Details
-
Bug
-
Status: Resolved
-
Major
-
Resolution: Fixed
-
3.3.0
-
The problem occurs in Windows if spark-shell is called from a bash session.
NOTE: the fix also applies to spark-submit and and beeline, since they call spark-shell.
-
Important
-
38228
Description
A spark pull request spark PR fixes this issue, and also fixes a build error that is also related to cygwin and msys/mingw bash sbt sessions.

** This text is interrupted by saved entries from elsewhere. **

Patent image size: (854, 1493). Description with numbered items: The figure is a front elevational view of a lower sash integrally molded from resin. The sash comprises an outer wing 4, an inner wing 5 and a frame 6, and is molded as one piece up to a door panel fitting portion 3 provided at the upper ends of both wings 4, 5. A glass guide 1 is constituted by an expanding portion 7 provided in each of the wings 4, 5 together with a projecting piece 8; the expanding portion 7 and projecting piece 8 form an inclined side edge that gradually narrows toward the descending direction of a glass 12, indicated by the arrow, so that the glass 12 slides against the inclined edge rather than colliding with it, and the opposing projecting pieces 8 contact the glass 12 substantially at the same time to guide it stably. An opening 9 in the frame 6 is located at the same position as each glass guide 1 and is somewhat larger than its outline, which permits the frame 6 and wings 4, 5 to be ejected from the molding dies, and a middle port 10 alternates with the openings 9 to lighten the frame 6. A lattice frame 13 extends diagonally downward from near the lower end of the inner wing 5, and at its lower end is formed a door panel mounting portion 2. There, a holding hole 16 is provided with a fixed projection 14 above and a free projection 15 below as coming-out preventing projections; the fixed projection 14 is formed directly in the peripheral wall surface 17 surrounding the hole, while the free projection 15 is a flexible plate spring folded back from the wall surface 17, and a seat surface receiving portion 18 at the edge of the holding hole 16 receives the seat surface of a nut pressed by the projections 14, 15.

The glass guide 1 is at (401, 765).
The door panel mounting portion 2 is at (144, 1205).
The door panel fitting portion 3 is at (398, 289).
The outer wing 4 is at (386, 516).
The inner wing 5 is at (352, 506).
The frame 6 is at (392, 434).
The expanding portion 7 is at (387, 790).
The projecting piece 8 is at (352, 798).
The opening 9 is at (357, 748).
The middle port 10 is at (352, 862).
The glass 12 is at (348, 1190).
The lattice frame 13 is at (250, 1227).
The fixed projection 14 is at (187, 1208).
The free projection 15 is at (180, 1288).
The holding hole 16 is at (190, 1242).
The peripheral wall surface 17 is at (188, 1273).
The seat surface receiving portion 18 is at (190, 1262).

If a Windows user tries to start a spark-shell session by calling the bash script (rather than the spark-shell.cmd script), it fails with a confusing error message. Script spark-class calls launcher/src/main/java/org/apache/spark/launcher/Main.java to generate command line arguments, but the launcher produces a format appropriate to the .cmd version of the script rather than the bash version.
The launcher Main method, when called for environments other than Windows, interleaves NULL characters between the command line arguments. It should also do so in Windows when called from the bash script. It incorrectly assumes that if the OS is Windows, that it is being called by the .cmd version of the script.
The resulting error message is unhelpful:
[lots of ugly stuff omitted] /opt/spark/bin/spark-class: line 100: CMD: bad array subscript
The key to launcher/Main knowing that a request is from a bash session is that the SHELL environment variable is set. This will normally be set in any of the various Windows shell environments (cygwin, mingw64, msys2, etc) and will not normally be set in Windows environments. In the spark-class.cmd script, SHELL is intentionally unset to avoid problems, and to permit bash users to call the .cmd scripts if they prefer (it will still work as before).